Prep Time 15 minutes
Cook Time 30 minutes
Total Time 45 minutes
Servings 4
An easy-to-make delicious vegan dish that goes well with lentils and rice or rotis.

Ingredients

  • 1 ½ lb fresh okra (or  1 lb frozen okra (which, in the interest of time, I prefer))
  • ½ large yellow onion (or 1 medium shallot) (sliced fairly thin)
  • 1 dry red chili broken in half ((optional / to your taste))
  • 1 1 tsp turmeric
  • 1 tsp cumin powder
  • ¼ tsp chili powder ((optional / to your taste))
  • ¾ tsp salt ((or to your taste))
  • 2-3 tbsp cooking oil

Instructions 

  • Wash the bhindi, then spread them on a paper towel to dry.
  • Cut the heads off the bhindi and then slice evenly, about ½ inch thick.

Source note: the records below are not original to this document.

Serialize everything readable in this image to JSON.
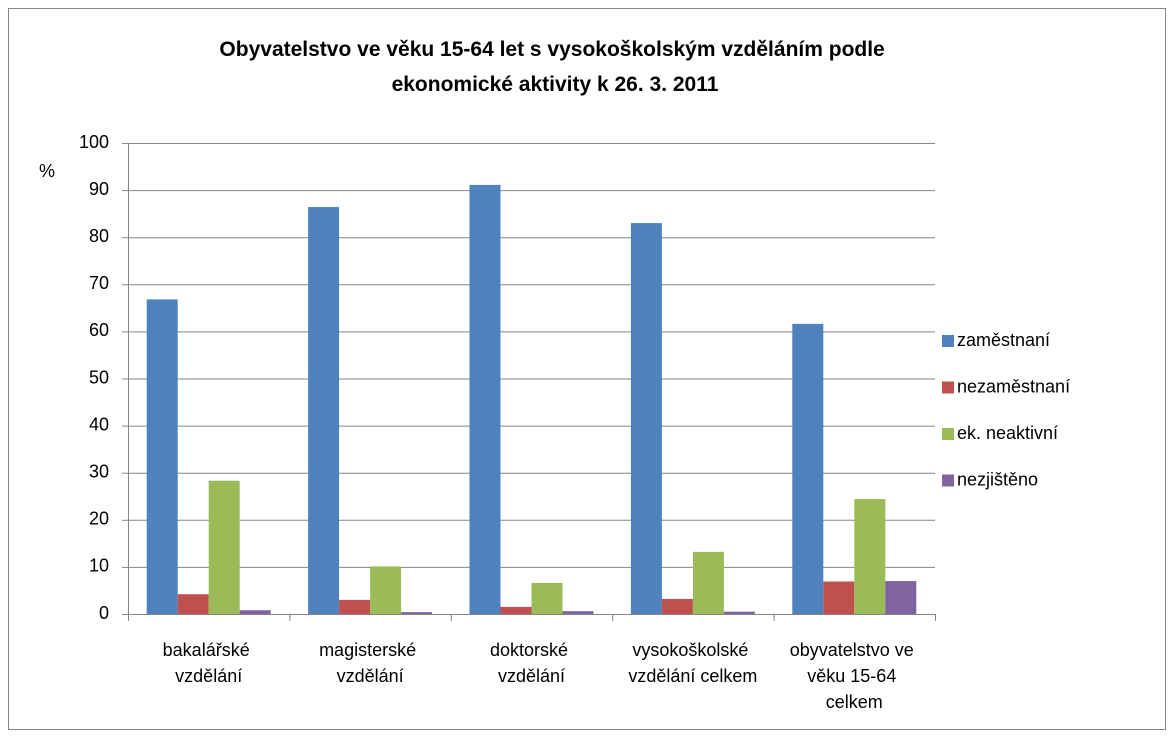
{
  "chart_data": {
    "type": "bar",
    "title": "Obyvatelstvo ve věku 15-64 let s vysokoškolským vzděláním podle ekonomické aktivity k 26. 3. 2011",
    "y_label": "%",
    "categories": [
      "bakalářské vzdělání",
      "magisterské vzdělání",
      "doktorské vzdělání",
      "vysokoškolské vzdělání celkem",
      "obyvatelstvo ve věku 15-64 celkem"
    ],
    "series": [
      {
        "name": "zaměstnaní",
        "color": "#4f81bd",
        "values": [
          66.8,
          86.4,
          91.1,
          83.0,
          61.6
        ]
      },
      {
        "name": "nezaměstnaní",
        "color": "#c0504d",
        "values": [
          4.2,
          3.0,
          1.5,
          3.2,
          6.9
        ]
      },
      {
        "name": "ek. neaktivní",
        "color": "#9bbb59",
        "values": [
          28.3,
          10.1,
          6.6,
          13.2,
          24.4
        ]
      },
      {
        "name": "nezjištěno",
        "color": "#8064a2",
        "values": [
          0.8,
          0.4,
          0.6,
          0.5,
          7.0
        ]
      }
    ],
    "ylim": [
      0,
      100
    ],
    "yticks": [
      0,
      10,
      20,
      30,
      40,
      50,
      60,
      70,
      80,
      90,
      100
    ],
    "grid": true,
    "legend": "right"
  }
}
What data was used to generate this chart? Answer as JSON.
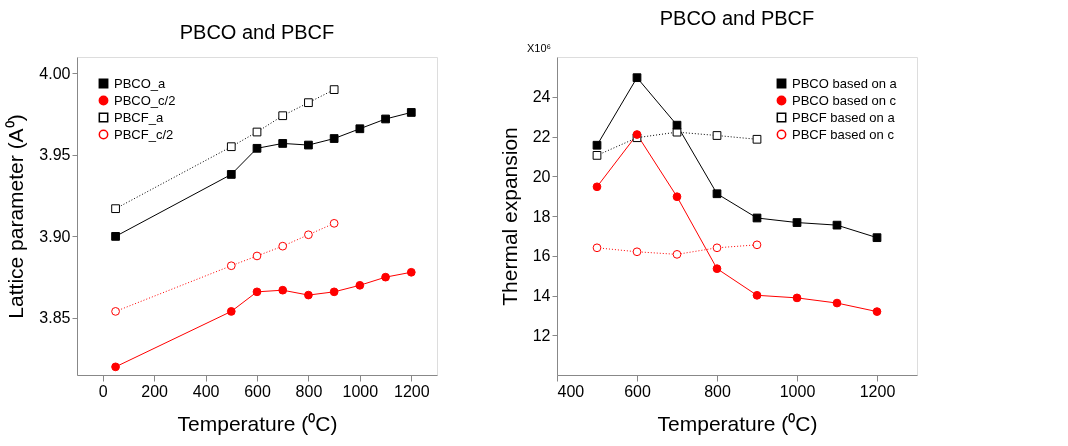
{
  "chart_data": [
    {
      "type": "line",
      "title": "PBCO and PBCF",
      "xlabel": "Temperature (⁰C)",
      "ylabel": "Lattice parameter (A⁰)",
      "xlim": [
        -100,
        1300
      ],
      "xticks": [
        0,
        200,
        400,
        600,
        800,
        1000,
        1200
      ],
      "ylim": [
        3.815,
        4.01
      ],
      "yticks": [
        {
          "value": 3.85,
          "label": "3.85"
        },
        {
          "value": 3.9,
          "label": "3.90"
        },
        {
          "value": 3.95,
          "label": "3.95"
        },
        {
          "value": 4.0,
          "label": "4.00"
        }
      ],
      "grid": false,
      "legend": "top left",
      "series": [
        {
          "name": "PBCO_a",
          "color": "#000000",
          "marker": "square",
          "line_style": "solid",
          "x": [
            50,
            500,
            600,
            700,
            800,
            900,
            1000,
            1100,
            1200
          ],
          "values": [
            3.9,
            3.938,
            3.954,
            3.957,
            3.956,
            3.96,
            3.966,
            3.972,
            3.976
          ]
        },
        {
          "name": "PBCO_c/2",
          "color": "#ff0000",
          "marker": "circle",
          "line_style": "solid",
          "x": [
            50,
            500,
            600,
            700,
            800,
            900,
            1000,
            1100,
            1200
          ],
          "values": [
            3.82,
            3.854,
            3.866,
            3.867,
            3.864,
            3.866,
            3.87,
            3.875,
            3.878
          ]
        },
        {
          "name": "PBCF_a",
          "color": "#000000",
          "marker": "square",
          "line_style": "dotted",
          "x": [
            50,
            500,
            600,
            700,
            800,
            900
          ],
          "values": [
            3.917,
            3.955,
            3.964,
            3.974,
            3.982,
            3.99
          ]
        },
        {
          "name": "PBCF_c/2",
          "color": "#ff0000",
          "marker": "circle",
          "line_style": "dotted",
          "x": [
            50,
            500,
            600,
            700,
            800,
            900
          ],
          "values": [
            3.854,
            3.882,
            3.888,
            3.894,
            3.901,
            3.908
          ]
        }
      ]
    },
    {
      "type": "line",
      "title": "PBCO and PBCF",
      "xlabel": "Temperature (⁰C)",
      "ylabel": "Thermal expansion",
      "annotations": [
        "X10⁶"
      ],
      "xlim": [
        400,
        1300
      ],
      "xticks": [
        400,
        600,
        800,
        1000,
        1200
      ],
      "ylim": [
        10,
        26
      ],
      "yticks": [
        12,
        14,
        16,
        18,
        20,
        22,
        24
      ],
      "grid": false,
      "legend": "top right",
      "series": [
        {
          "name": "PBCO based on a",
          "color": "#000000",
          "marker": "square",
          "line_style": "solid",
          "x": [
            500,
            600,
            700,
            800,
            900,
            1000,
            1100,
            1200
          ],
          "values": [
            21.56,
            24.96,
            22.57,
            19.12,
            17.9,
            17.67,
            17.54,
            16.91
          ]
        },
        {
          "name": "PBCO based on c",
          "color": "#ff0000",
          "marker": "circle",
          "line_style": "solid",
          "x": [
            500,
            600,
            700,
            800,
            900,
            1000,
            1100,
            1200
          ],
          "values": [
            19.47,
            22.1,
            18.97,
            15.35,
            14.01,
            13.88,
            13.62,
            13.19
          ]
        },
        {
          "name": "PBCF based on a",
          "color": "#000000",
          "marker": "square",
          "line_style": "dotted",
          "x": [
            500,
            600,
            700,
            800,
            900
          ],
          "values": [
            21.05,
            21.94,
            22.22,
            22.05,
            21.86
          ]
        },
        {
          "name": "PBCF based on c",
          "color": "#ff0000",
          "marker": "circle",
          "line_style": "dotted",
          "x": [
            500,
            600,
            700,
            800,
            900
          ],
          "values": [
            16.4,
            16.2,
            16.07,
            16.4,
            16.55
          ]
        }
      ]
    }
  ]
}
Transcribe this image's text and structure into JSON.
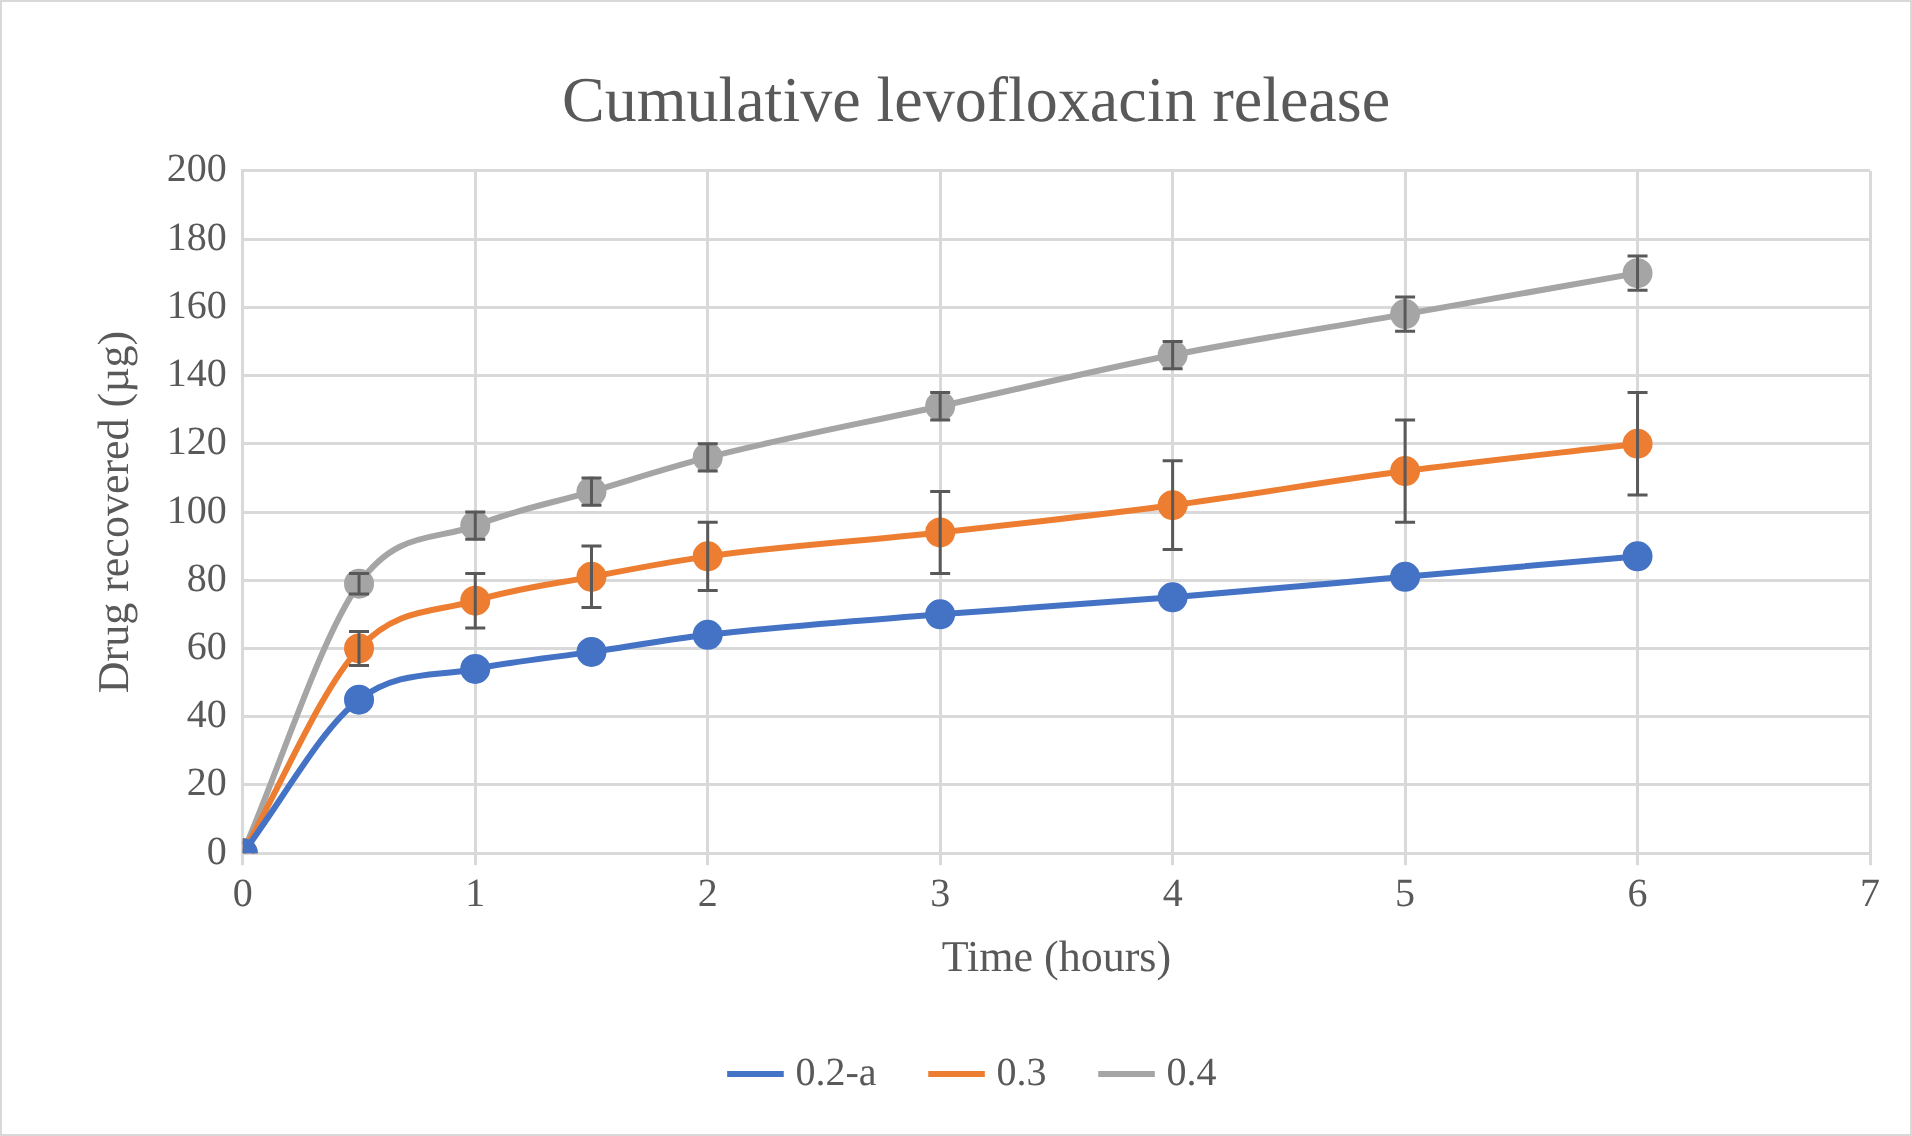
{
  "chart_data": {
    "type": "line",
    "title": "Cumulative levofloxacin release",
    "xlabel": "Time (hours)",
    "ylabel": "Drug recovered (µg)",
    "x": [
      0,
      0.5,
      1,
      1.5,
      2,
      3,
      4,
      5,
      6
    ],
    "xlim": [
      0,
      7
    ],
    "xticks": [
      0,
      1,
      2,
      3,
      4,
      5,
      6,
      7
    ],
    "ylim": [
      0,
      200
    ],
    "yticks": [
      0,
      20,
      40,
      60,
      80,
      100,
      120,
      140,
      160,
      180,
      200
    ],
    "grid": true,
    "legend": "bottom",
    "marker": "circle",
    "line_style": "solid",
    "series": [
      {
        "name": "0.2-a",
        "color": "#4472c4",
        "values": [
          0,
          45,
          54,
          59,
          64,
          70,
          75,
          81,
          87
        ]
      },
      {
        "name": "0.3",
        "color": "#ed7d31",
        "values": [
          0,
          60,
          74,
          81,
          87,
          94,
          102,
          112,
          120
        ],
        "errors": [
          null,
          5,
          8,
          9,
          10,
          12,
          13,
          15,
          15
        ]
      },
      {
        "name": "0.4",
        "color": "#a5a5a5",
        "values": [
          0,
          79,
          96,
          106,
          116,
          131,
          146,
          158,
          170
        ],
        "errors": [
          null,
          3,
          4,
          4,
          4,
          4,
          4,
          5,
          5
        ]
      }
    ]
  }
}
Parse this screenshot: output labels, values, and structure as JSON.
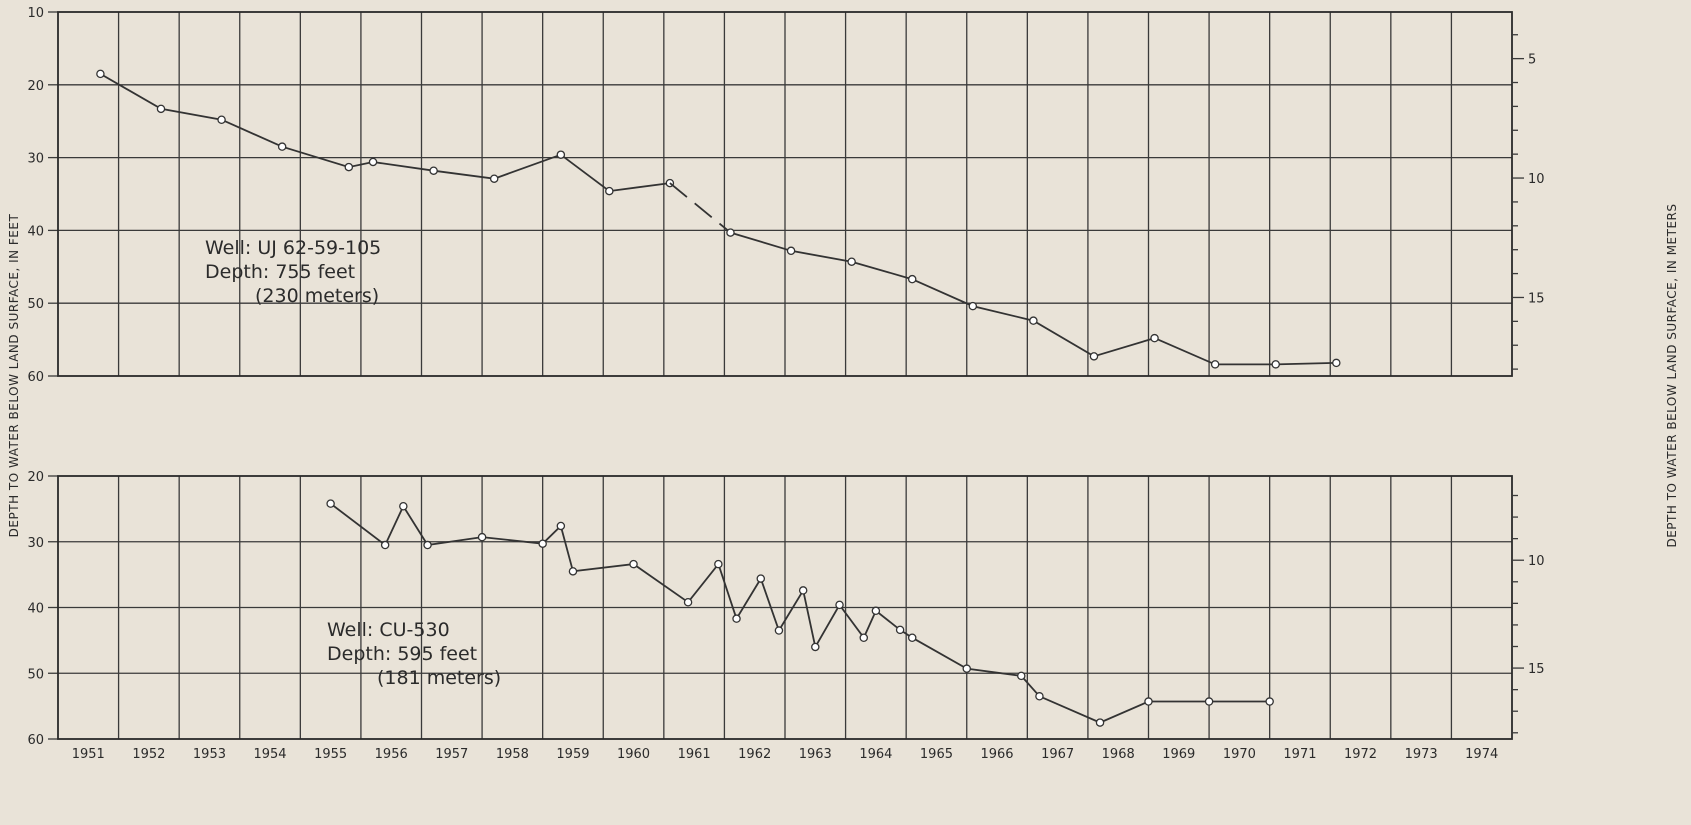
{
  "chart_data": [
    {
      "type": "line",
      "annotation": [
        "Well: UJ 62-59-105",
        "Depth: 755 feet",
        "(230 meters)"
      ],
      "ylabel_left": "DEPTH TO WATER BELOW LAND SURFACE, IN FEET",
      "ylabel_right": "DEPTH TO WATER BELOW LAND SURFACE, IN METERS",
      "ylim": [
        10,
        60
      ],
      "y_inverted": true,
      "yticks_left": [
        "10",
        "20",
        "30",
        "40",
        "50",
        "60"
      ],
      "yticks_right": [
        "5",
        "10",
        "15"
      ],
      "grid": true,
      "series": [
        {
          "x": [
            1951.2,
            1952.2,
            1953.2,
            1954.2,
            1955.3,
            1955.7,
            1956.7,
            1957.7,
            1958.8,
            1959.6,
            1960.6
          ],
          "y": [
            18.5,
            23.3,
            24.8,
            28.5,
            31.3,
            30.6,
            31.8,
            32.9,
            29.6,
            34.6,
            33.5
          ]
        },
        {
          "style": "dashed",
          "x": [
            1960.6,
            1961.6
          ],
          "y": [
            33.5,
            40.3
          ]
        },
        {
          "x": [
            1961.6,
            1962.6,
            1963.6,
            1964.6,
            1965.6,
            1966.6,
            1967.6,
            1968.6,
            1969.6,
            1970.6,
            1971.6
          ],
          "y": [
            40.3,
            42.8,
            44.3,
            46.7,
            50.4,
            52.4,
            57.3,
            54.8,
            58.4,
            58.4,
            58.2
          ]
        }
      ]
    },
    {
      "type": "line",
      "annotation": [
        "Well: CU-530",
        "Depth: 595 feet",
        "(181 meters)"
      ],
      "ylim": [
        20,
        60
      ],
      "y_inverted": true,
      "yticks_left": [
        "20",
        "30",
        "40",
        "50",
        "60"
      ],
      "yticks_right": [
        "10",
        "15"
      ],
      "grid": true,
      "series": [
        {
          "x": [
            1955.0,
            1955.9,
            1956.2,
            1956.6,
            1957.5,
            1958.5,
            1958.8,
            1959.0,
            1960.0,
            1960.9,
            1961.4,
            1961.7,
            1962.1,
            1962.4,
            1962.8,
            1963.0,
            1963.4,
            1963.8,
            1964.0,
            1964.4,
            1964.6,
            1965.5,
            1966.4,
            1966.7,
            1967.7,
            1968.5,
            1969.5,
            1970.5
          ],
          "y": [
            24.2,
            30.5,
            24.6,
            30.5,
            29.3,
            30.3,
            27.6,
            34.5,
            33.4,
            39.2,
            33.4,
            41.7,
            35.6,
            43.5,
            37.4,
            46.0,
            39.6,
            44.6,
            40.5,
            43.4,
            44.6,
            49.3,
            50.4,
            53.5,
            57.5,
            54.3,
            54.3,
            54.3
          ]
        }
      ]
    }
  ],
  "xticks": [
    "1951",
    "1952",
    "1953",
    "1954",
    "1955",
    "1956",
    "1957",
    "1958",
    "1959",
    "1960",
    "1961",
    "1962",
    "1963",
    "1964",
    "1965",
    "1966",
    "1967",
    "1968",
    "1969",
    "1970",
    "1971",
    "1972",
    "1973",
    "1974"
  ]
}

The knife gets slimy, so keep a paper towel handy to keep wiping the blade. If using a frozen pack, pour it into a colander and toss or shake it a few times to eliminate any ice crystals.
  • In a broad (10 inch) skillet heat, 2-3 tablespoons of the oil on medium heat.  
  • Add the broken red chili, stir for 30 seconds, and then add the sliced onions.
  • Sauté the onions for 2 minutes until tender.
  • Add turmeric, cumin, and chili powder.
  • Stir the spices into the onions, 30-40 seconds.  
  • Now add the bhindi and spread it out on the pan.
  • Cover the pan and let cook on medium-low for 2minutes, then uncover, so the vegetable does not get slimy.
  • Stir carefully and occasionally to brown the bhindi on all sides. It is important to do this so that the bhindi remains intact—especially the frozen ones.  
  • When the moisture evaporates, 10-15 minutes (a little longer for the frozen) turn off the heat, cover with a splatter guard so that no moisture can build up, and make them soggy.
  • If the fresh bhindi gets too dry when cooking, then you can cover it.
  • Let it rest for about 5 minutes before serving.

Notes

Note: If using a frozen okra package, as I usually do, use a broad pan. Follow as above but do not cover or stir too often. Stir carefully so as not to break up the bhindi.